In studio Giuseppe Cardinale e Sergio Signorello che hanno raccontato la loro storia, i capitali “investiti” dai due castelvetranesi sono rispettivamente di 60 mila euro e 20 mila euro.

Durante la trasmissione, alcuni esperti parlano dello “schema Ponzi” che si ritiene essere alla base del progetto “interessi facili” che ha inghiottiti i risparmi dei malcapitati.

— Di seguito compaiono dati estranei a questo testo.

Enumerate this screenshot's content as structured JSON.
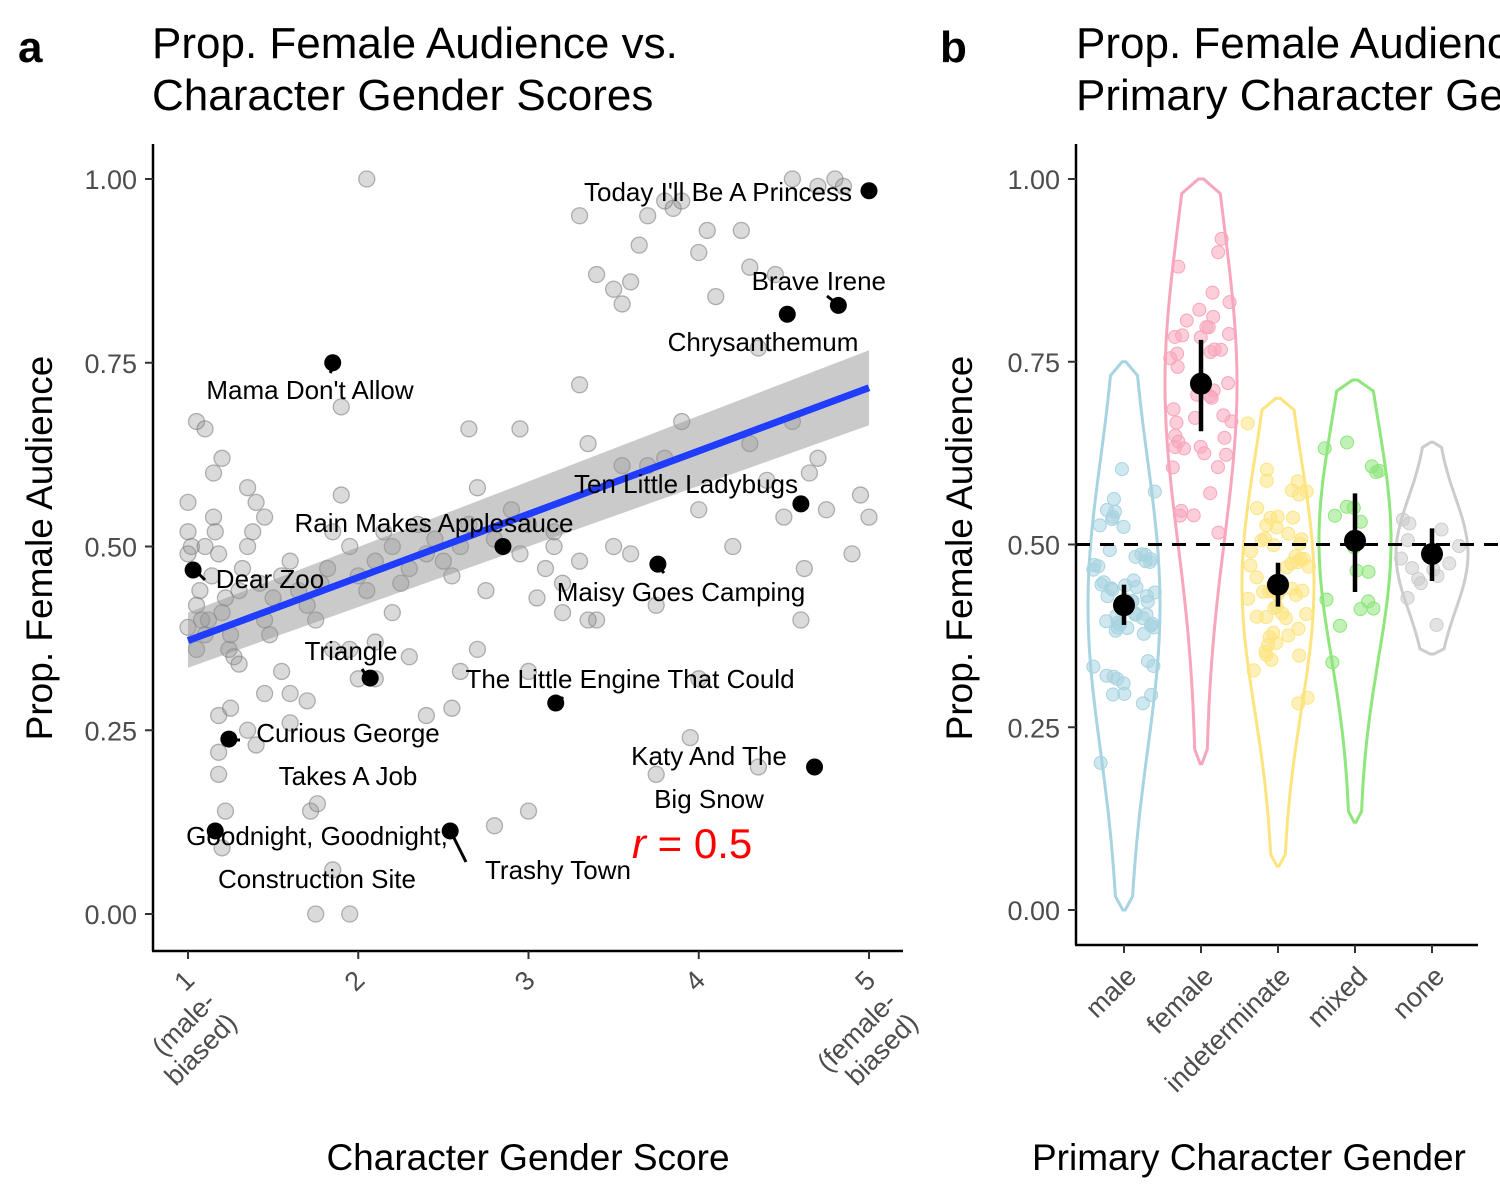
{
  "panel_a": {
    "letter": "a",
    "title_lines": [
      "Prop. Female Audience vs.",
      "Character Gender Scores"
    ],
    "xlabel": "Character Gender Score",
    "ylabel": "Prop. Female Audience",
    "annotation_r": "r",
    "annotation_eq": " = 0.5"
  },
  "panel_b": {
    "letter": "b",
    "title_lines": [
      "Prop. Female Audience by",
      "Primary Character Gender"
    ],
    "xlabel": "Primary Character Gender",
    "ylabel": "Prop. Female Audience"
  },
  "chart_data": [
    {
      "type": "scatter",
      "title": "Prop. Female Audience vs. Character Gender Scores",
      "xlabel": "Character Gender Score",
      "ylabel": "Prop. Female Audience",
      "xlim": [
        0.8,
        5.2
      ],
      "ylim": [
        -0.05,
        1.05
      ],
      "x_ticks": [
        1,
        2,
        3,
        4,
        5
      ],
      "x_tick_labels": [
        [
          "1",
          "(male-",
          "biased)"
        ],
        [
          "2"
        ],
        [
          "3"
        ],
        [
          "4"
        ],
        [
          "5",
          "(female-",
          "biased)"
        ]
      ],
      "y_ticks": [
        0,
        0.25,
        0.5,
        0.75,
        1
      ],
      "y_tick_labels": [
        "0.00",
        "0.25",
        "0.50",
        "0.75",
        "1.00"
      ],
      "correlation": 0.5,
      "regression": {
        "x": [
          1,
          5
        ],
        "y": [
          0.372,
          0.716
        ],
        "ci_low": [
          0.335,
          0.665
        ],
        "ci_high": [
          0.41,
          0.767
        ],
        "color": "#1f3cff"
      },
      "background_points": [
        [
          1.0,
          0.56
        ],
        [
          1.0,
          0.52
        ],
        [
          1.0,
          0.49
        ],
        [
          1.02,
          0.5
        ],
        [
          1.0,
          0.39
        ],
        [
          1.05,
          0.42
        ],
        [
          1.07,
          0.44
        ],
        [
          1.1,
          0.38
        ],
        [
          1.12,
          0.4
        ],
        [
          1.14,
          0.46
        ],
        [
          1.15,
          0.54
        ],
        [
          1.16,
          0.52
        ],
        [
          1.18,
          0.49
        ],
        [
          1.2,
          0.41
        ],
        [
          1.22,
          0.43
        ],
        [
          1.24,
          0.36
        ],
        [
          1.25,
          0.38
        ],
        [
          1.27,
          0.35
        ],
        [
          1.3,
          0.44
        ],
        [
          1.32,
          0.47
        ],
        [
          1.35,
          0.5
        ],
        [
          1.38,
          0.52
        ],
        [
          1.4,
          0.56
        ],
        [
          1.42,
          0.45
        ],
        [
          1.45,
          0.4
        ],
        [
          1.48,
          0.38
        ],
        [
          1.5,
          0.43
        ],
        [
          1.55,
          0.46
        ],
        [
          1.6,
          0.48
        ],
        [
          1.65,
          0.44
        ],
        [
          1.7,
          0.42
        ],
        [
          1.75,
          0.4
        ],
        [
          1.78,
          0.45
        ],
        [
          1.82,
          0.47
        ],
        [
          1.85,
          0.52
        ],
        [
          1.9,
          0.57
        ],
        [
          1.95,
          0.5
        ],
        [
          2.0,
          0.46
        ],
        [
          2.05,
          0.44
        ],
        [
          2.1,
          0.48
        ],
        [
          2.15,
          0.52
        ],
        [
          2.2,
          0.5
        ],
        [
          2.25,
          0.45
        ],
        [
          2.3,
          0.47
        ],
        [
          2.35,
          0.53
        ],
        [
          2.4,
          0.49
        ],
        [
          2.45,
          0.51
        ],
        [
          2.5,
          0.48
        ],
        [
          2.55,
          0.46
        ],
        [
          2.6,
          0.5
        ],
        [
          2.65,
          0.53
        ],
        [
          2.7,
          0.58
        ],
        [
          2.75,
          0.44
        ],
        [
          2.8,
          0.51
        ],
        [
          2.9,
          0.55
        ],
        [
          2.95,
          0.49
        ],
        [
          3.0,
          0.53
        ],
        [
          3.05,
          0.43
        ],
        [
          3.1,
          0.47
        ],
        [
          3.15,
          0.5
        ],
        [
          3.2,
          0.45
        ],
        [
          3.3,
          0.48
        ],
        [
          3.35,
          0.64
        ],
        [
          3.4,
          0.4
        ],
        [
          3.5,
          0.5
        ],
        [
          3.6,
          0.49
        ],
        [
          3.7,
          0.61
        ],
        [
          3.75,
          0.42
        ],
        [
          3.8,
          0.62
        ],
        [
          3.9,
          0.67
        ],
        [
          4.0,
          0.55
        ],
        [
          4.2,
          0.5
        ],
        [
          4.3,
          0.64
        ],
        [
          4.4,
          0.59
        ],
        [
          4.5,
          0.54
        ],
        [
          4.55,
          0.67
        ],
        [
          4.6,
          0.4
        ],
        [
          4.62,
          0.47
        ],
        [
          4.65,
          0.6
        ],
        [
          4.7,
          0.62
        ],
        [
          4.75,
          0.55
        ],
        [
          4.9,
          0.49
        ],
        [
          4.95,
          0.57
        ],
        [
          5.0,
          0.54
        ],
        [
          1.05,
          0.67
        ],
        [
          1.15,
          0.6
        ],
        [
          1.2,
          0.62
        ],
        [
          1.35,
          0.58
        ],
        [
          1.45,
          0.54
        ],
        [
          1.55,
          0.33
        ],
        [
          1.6,
          0.3
        ],
        [
          1.7,
          0.29
        ],
        [
          1.72,
          0.14
        ],
        [
          1.76,
          0.15
        ],
        [
          1.6,
          0.26
        ],
        [
          1.4,
          0.23
        ],
        [
          1.35,
          0.25
        ],
        [
          1.25,
          0.28
        ],
        [
          1.18,
          0.27
        ],
        [
          1.18,
          0.22
        ],
        [
          1.18,
          0.19
        ],
        [
          1.22,
          0.14
        ],
        [
          1.2,
          0.09
        ],
        [
          1.85,
          0.36
        ],
        [
          1.95,
          0.36
        ],
        [
          2.0,
          0.32
        ],
        [
          2.1,
          0.32
        ],
        [
          2.3,
          0.35
        ],
        [
          2.4,
          0.27
        ],
        [
          2.55,
          0.28
        ],
        [
          2.6,
          0.33
        ],
        [
          2.7,
          0.36
        ],
        [
          2.8,
          0.12
        ],
        [
          3.0,
          0.33
        ],
        [
          3.0,
          0.14
        ],
        [
          1.75,
          0.0
        ],
        [
          1.85,
          0.06
        ],
        [
          1.95,
          0.0
        ],
        [
          2.05,
          1.0
        ],
        [
          1.9,
          0.69
        ],
        [
          1.1,
          0.66
        ],
        [
          2.65,
          0.66
        ],
        [
          2.95,
          0.66
        ],
        [
          3.3,
          0.72
        ],
        [
          3.4,
          0.87
        ],
        [
          3.5,
          0.85
        ],
        [
          3.55,
          0.83
        ],
        [
          3.6,
          0.86
        ],
        [
          3.65,
          0.91
        ],
        [
          3.7,
          0.95
        ],
        [
          3.8,
          0.97
        ],
        [
          3.85,
          0.96
        ],
        [
          3.9,
          0.97
        ],
        [
          4.0,
          0.9
        ],
        [
          4.05,
          0.93
        ],
        [
          4.1,
          0.84
        ],
        [
          4.25,
          0.93
        ],
        [
          4.3,
          0.88
        ],
        [
          4.35,
          0.77
        ],
        [
          4.45,
          0.87
        ],
        [
          4.55,
          1.0
        ],
        [
          4.7,
          0.99
        ],
        [
          4.8,
          1.0
        ],
        [
          4.85,
          0.99
        ],
        [
          3.3,
          0.95
        ],
        [
          3.15,
          0.52
        ],
        [
          3.2,
          0.41
        ],
        [
          3.55,
          0.61
        ],
        [
          3.75,
          0.19
        ],
        [
          3.95,
          0.24
        ],
        [
          4.0,
          0.32
        ],
        [
          4.35,
          0.2
        ],
        [
          3.35,
          0.4
        ],
        [
          2.2,
          0.41
        ],
        [
          2.1,
          0.37
        ],
        [
          1.3,
          0.34
        ],
        [
          1.45,
          0.3
        ],
        [
          1.05,
          0.36
        ],
        [
          1.08,
          0.4
        ],
        [
          1.1,
          0.5
        ]
      ],
      "labeled_points": [
        {
          "name": "Today I'll Be A Princess",
          "x": 5.0,
          "y": 0.984
        },
        {
          "name": "Brave Irene",
          "x": 4.82,
          "y": 0.828
        },
        {
          "name": "Chrysanthemum",
          "x": 4.52,
          "y": 0.816
        },
        {
          "name": "Mama Don't Allow",
          "x": 1.85,
          "y": 0.75
        },
        {
          "name": "Ten Little Ladybugs",
          "x": 4.6,
          "y": 0.558
        },
        {
          "name": "Rain Makes Applesauce",
          "x": 2.85,
          "y": 0.5
        },
        {
          "name": "Maisy Goes Camping",
          "x": 3.76,
          "y": 0.476
        },
        {
          "name": "Dear Zoo",
          "x": 1.03,
          "y": 0.468
        },
        {
          "name": "Triangle",
          "x": 2.07,
          "y": 0.321
        },
        {
          "name": "The Little Engine That Could",
          "x": 3.16,
          "y": 0.287
        },
        {
          "name": "Curious George Takes A Job",
          "x": 1.24,
          "y": 0.238
        },
        {
          "name": "Katy And The Big Snow",
          "x": 4.68,
          "y": 0.2
        },
        {
          "name": "Goodnight, Goodnight, Construction Site",
          "x": 1.16,
          "y": 0.113
        },
        {
          "name": "Trashy Town",
          "x": 2.54,
          "y": 0.113
        }
      ],
      "label_texts": {
        "princess": "Today I'll Be A Princess",
        "brave": "Brave Irene",
        "chrys": "Chrysanthemum",
        "mama": "Mama Don't Allow",
        "ladybugs": "Ten Little Ladybugs",
        "rain": "Rain Makes Applesauce",
        "maisy": "Maisy Goes Camping",
        "dearzoo": "Dear Zoo",
        "triangle": "Triangle",
        "engine": "The Little Engine That Could",
        "george1": "Curious George",
        "george2": "Takes A Job",
        "katy1": "Katy And The",
        "katy2": "Big Snow",
        "goodnight1": "Goodnight, Goodnight,",
        "goodnight2": "Construction Site",
        "trashy": "Trashy Town"
      }
    },
    {
      "type": "violin",
      "title": "Prop. Female Audience by Primary Character Gender",
      "xlabel": "Primary Character Gender",
      "ylabel": "Prop. Female Audience",
      "ylim": [
        -0.05,
        1.05
      ],
      "y_ticks": [
        0,
        0.25,
        0.5,
        0.75,
        1
      ],
      "y_tick_labels": [
        "0.00",
        "0.25",
        "0.50",
        "0.75",
        "1.00"
      ],
      "reference_line": 0.5,
      "categories": [
        "male",
        "female",
        "indeterminate",
        "mixed",
        "none"
      ],
      "colors": [
        "#a8d3e0",
        "#f7a6bc",
        "#fde47f",
        "#8ee67c",
        "#cccccc"
      ],
      "means": [
        0.417,
        0.72,
        0.445,
        0.505,
        0.487
      ],
      "ci_low": [
        0.39,
        0.655,
        0.415,
        0.435,
        0.45
      ],
      "ci_high": [
        0.445,
        0.78,
        0.475,
        0.57,
        0.522
      ],
      "ranges": [
        [
          0.0,
          0.75
        ],
        [
          0.2,
          1.0
        ],
        [
          0.06,
          0.7
        ],
        [
          0.12,
          0.725
        ],
        [
          0.35,
          0.64
        ]
      ]
    }
  ]
}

Lo schema Ponzi è un modello economico di vendita che promette forti guadagni alle vittime a patto che queste reclutino nuovi “investitori”, a loro volta vittime della truffa.

Curiosità

La tecnica prende il nome da Charles Ponzi, un immigrato italiano negli Stati Uniti che divenne famigerato per avere applicato una simile truffa su larga scala nei confronti della comunità di immigrati prima e poi in tutta la nazione.

Ponzi non fu il primo a usare questa tecnica, ma ebbe tanto successo da legarvi il suo nome. Con la sua truffa coinvolse infatti 40.000 persone e, partendo dalla modica cifra di due dollari, arrivò a raccoglierne oltre 15 milioni.